The Securities and Exchange Commission showed its grin again. This time the target was Coinbase. An issue for the exchange? Perhaps not, but, nevertheless, this is a sign of SEC behavior bordering on the fantastic, not least because of the huge and obscure attributions, which, let’s remember, also indirectly follow from laws passed back in the 1930s. Laws that might be worth updating, as the SEC has repeatedly stated, but not in the sense that the agency would like.
We will devote a few lines to facts that can be read everywhere, and which in themselves are also out of the ordinary.
According to Bloomberg, the SEC is indeed investigating the activities of Coinbase, one of the most popular and well-known cryptocurrency exchanges in the world. An exchange that, among other things, is listed in the United States, and which represents, if you will, the purest face of the sector. The most institutional and most representative person of the possibility of developing the crypto world within the canons of old finance.
Not for the first time, perhaps not for the last
The reason for the attacks for the SEC will be Coinbase’s listing of unspecified cryptocurrencies, which in reality, according to the law (and according to the SEC’s fantasies), are financial securities. An issue of fundamental importance in the US, because only when an asset is a financial security can the SEC regulate and attack it. In all other cases, regulation will be carried out by other agencies. Therefore, it is for this reason that the Securities and Exchange Commission is trying to declare everything possible as financial security.

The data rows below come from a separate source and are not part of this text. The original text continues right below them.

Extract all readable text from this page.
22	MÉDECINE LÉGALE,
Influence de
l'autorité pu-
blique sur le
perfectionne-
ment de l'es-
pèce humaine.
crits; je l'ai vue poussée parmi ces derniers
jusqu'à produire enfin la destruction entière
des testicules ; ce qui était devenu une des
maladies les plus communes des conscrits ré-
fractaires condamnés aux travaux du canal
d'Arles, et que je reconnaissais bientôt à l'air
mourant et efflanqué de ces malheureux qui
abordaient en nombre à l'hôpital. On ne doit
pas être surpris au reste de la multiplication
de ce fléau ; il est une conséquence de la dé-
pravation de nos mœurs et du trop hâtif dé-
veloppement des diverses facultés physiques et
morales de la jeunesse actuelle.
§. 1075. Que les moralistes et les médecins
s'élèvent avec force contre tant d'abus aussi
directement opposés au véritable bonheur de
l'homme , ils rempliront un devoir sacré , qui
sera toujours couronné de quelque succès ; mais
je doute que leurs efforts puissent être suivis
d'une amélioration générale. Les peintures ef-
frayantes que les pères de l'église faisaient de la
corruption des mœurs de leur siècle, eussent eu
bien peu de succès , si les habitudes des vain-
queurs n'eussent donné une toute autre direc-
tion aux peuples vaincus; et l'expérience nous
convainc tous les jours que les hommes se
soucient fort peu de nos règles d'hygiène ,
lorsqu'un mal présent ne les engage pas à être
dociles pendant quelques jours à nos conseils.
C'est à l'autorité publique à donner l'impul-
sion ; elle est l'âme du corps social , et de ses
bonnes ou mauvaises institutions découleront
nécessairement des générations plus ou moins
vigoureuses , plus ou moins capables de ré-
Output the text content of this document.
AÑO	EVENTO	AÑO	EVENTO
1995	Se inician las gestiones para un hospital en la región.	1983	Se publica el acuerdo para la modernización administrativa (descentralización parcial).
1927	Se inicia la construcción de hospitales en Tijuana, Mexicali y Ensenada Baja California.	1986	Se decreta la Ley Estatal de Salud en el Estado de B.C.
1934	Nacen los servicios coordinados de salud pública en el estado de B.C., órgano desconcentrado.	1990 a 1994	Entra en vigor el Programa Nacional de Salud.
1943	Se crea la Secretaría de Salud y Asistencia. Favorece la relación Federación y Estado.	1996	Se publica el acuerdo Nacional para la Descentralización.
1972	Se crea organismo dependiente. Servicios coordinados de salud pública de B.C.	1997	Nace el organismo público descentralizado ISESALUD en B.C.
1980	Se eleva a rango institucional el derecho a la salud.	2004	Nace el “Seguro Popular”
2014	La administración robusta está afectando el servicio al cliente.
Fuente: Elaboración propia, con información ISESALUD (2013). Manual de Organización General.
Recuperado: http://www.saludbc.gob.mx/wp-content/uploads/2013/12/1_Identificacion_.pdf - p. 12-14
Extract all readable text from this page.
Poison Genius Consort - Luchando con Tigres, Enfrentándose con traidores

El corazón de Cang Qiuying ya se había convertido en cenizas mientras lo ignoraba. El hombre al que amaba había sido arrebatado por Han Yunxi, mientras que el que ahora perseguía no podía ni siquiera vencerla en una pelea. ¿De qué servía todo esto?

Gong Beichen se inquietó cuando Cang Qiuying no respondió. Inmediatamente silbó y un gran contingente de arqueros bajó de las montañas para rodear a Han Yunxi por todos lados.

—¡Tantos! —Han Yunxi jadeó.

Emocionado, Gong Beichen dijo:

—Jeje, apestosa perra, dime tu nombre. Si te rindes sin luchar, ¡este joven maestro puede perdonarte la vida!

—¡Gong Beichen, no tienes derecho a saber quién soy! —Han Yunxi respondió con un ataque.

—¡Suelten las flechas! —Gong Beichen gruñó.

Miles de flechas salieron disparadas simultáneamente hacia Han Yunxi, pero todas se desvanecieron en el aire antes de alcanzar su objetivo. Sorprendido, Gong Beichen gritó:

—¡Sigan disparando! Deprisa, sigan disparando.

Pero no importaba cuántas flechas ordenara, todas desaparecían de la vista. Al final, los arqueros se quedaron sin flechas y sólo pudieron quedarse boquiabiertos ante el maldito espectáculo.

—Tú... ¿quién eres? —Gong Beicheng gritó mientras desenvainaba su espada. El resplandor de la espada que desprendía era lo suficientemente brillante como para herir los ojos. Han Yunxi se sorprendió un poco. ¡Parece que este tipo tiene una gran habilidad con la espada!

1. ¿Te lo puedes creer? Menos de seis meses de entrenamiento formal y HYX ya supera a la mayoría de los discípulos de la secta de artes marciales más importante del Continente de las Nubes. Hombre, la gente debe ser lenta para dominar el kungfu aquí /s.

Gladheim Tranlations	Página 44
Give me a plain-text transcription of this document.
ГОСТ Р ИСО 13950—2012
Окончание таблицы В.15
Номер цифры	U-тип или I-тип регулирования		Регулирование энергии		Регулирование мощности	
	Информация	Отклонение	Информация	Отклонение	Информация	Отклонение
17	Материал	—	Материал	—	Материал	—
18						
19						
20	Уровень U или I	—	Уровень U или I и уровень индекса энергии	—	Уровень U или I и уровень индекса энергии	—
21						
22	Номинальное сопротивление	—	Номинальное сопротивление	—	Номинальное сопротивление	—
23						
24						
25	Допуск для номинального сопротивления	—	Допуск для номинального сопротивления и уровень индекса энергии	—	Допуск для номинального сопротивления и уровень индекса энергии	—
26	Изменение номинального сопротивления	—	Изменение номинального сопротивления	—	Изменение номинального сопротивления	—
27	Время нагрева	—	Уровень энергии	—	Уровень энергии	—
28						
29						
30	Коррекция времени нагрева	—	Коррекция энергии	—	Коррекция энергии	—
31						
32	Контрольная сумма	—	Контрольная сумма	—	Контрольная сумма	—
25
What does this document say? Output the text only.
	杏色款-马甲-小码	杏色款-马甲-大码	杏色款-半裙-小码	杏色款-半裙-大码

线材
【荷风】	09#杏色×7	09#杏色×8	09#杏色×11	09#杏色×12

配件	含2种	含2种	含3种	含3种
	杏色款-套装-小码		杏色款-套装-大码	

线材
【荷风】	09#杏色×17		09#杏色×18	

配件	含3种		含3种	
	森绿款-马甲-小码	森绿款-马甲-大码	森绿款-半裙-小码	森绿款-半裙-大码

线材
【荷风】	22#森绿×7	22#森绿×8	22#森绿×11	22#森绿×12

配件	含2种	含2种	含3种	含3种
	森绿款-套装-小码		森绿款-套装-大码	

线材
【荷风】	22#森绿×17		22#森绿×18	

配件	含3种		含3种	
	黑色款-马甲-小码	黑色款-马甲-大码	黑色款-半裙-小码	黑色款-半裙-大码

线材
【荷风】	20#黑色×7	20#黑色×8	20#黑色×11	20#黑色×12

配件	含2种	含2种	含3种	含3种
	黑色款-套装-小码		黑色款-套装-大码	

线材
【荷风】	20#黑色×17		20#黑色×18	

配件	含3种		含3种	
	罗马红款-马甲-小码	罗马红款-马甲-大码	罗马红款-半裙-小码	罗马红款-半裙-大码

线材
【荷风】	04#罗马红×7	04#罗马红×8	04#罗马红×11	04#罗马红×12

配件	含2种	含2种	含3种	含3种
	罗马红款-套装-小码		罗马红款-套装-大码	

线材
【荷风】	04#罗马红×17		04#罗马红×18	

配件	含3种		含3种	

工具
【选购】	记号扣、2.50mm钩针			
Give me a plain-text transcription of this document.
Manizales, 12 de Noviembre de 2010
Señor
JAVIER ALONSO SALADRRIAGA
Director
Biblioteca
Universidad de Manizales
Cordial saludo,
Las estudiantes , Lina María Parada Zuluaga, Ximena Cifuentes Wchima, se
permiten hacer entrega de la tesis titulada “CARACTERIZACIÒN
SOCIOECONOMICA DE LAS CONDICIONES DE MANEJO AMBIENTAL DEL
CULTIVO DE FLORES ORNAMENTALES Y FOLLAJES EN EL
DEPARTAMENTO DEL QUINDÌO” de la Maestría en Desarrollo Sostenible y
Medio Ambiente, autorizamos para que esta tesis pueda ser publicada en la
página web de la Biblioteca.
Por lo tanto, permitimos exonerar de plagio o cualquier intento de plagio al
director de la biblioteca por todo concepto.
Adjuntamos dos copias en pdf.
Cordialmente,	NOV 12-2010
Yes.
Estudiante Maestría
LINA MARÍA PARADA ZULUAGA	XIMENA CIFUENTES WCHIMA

And it is in this light that we should consider the agency’s latest steps. An agency playing the game on several fronts, the most important of which, of course, is the political front, a front on which the agency headed by Gensler is now experiencing obvious problems with some members of Congress. Just a few days ago, they publicly stated that they were not at all happy with the freedoms that the SEC was taking over, especially with regard to markets over which the SEC was not entrusted. For example, cryptocurrency.
And this may seem like a categorical opinion, but the attitude towards the SEC has become more sour precisely after the legislation proposed in the United States removes it from almost all types of decisions concerning the cryptocurrency market. The market, which today is still worth much less than the stock market, but which, as Gary Gensler knows, is one of the fields on which the most important financial games of the future will be played.
The area is so important that the SEC is obviously not interested in abandoning it, and it fights for it with all its might, which often leads to unwise behavior, and this of course does not contribute to forming a good opinion of the agency’s work.
How much should Coinbase worry about?
Probably less than zero. The company is one of the most transparent cryptocurrencies in the world and has enough tools for self-defense. She was chosen as a scapegoat to assert the power of the SEC, which she exercises, however, with such a level of arbitrariness that it caused some controversy even in Washington.
We are talking about this fratricidal and internecine struggle of American statesmen from time immemorial. Now every detail falls into place. And although we have no intention of saying “we told you so,” we invite everyone to look at this case from this very important angle.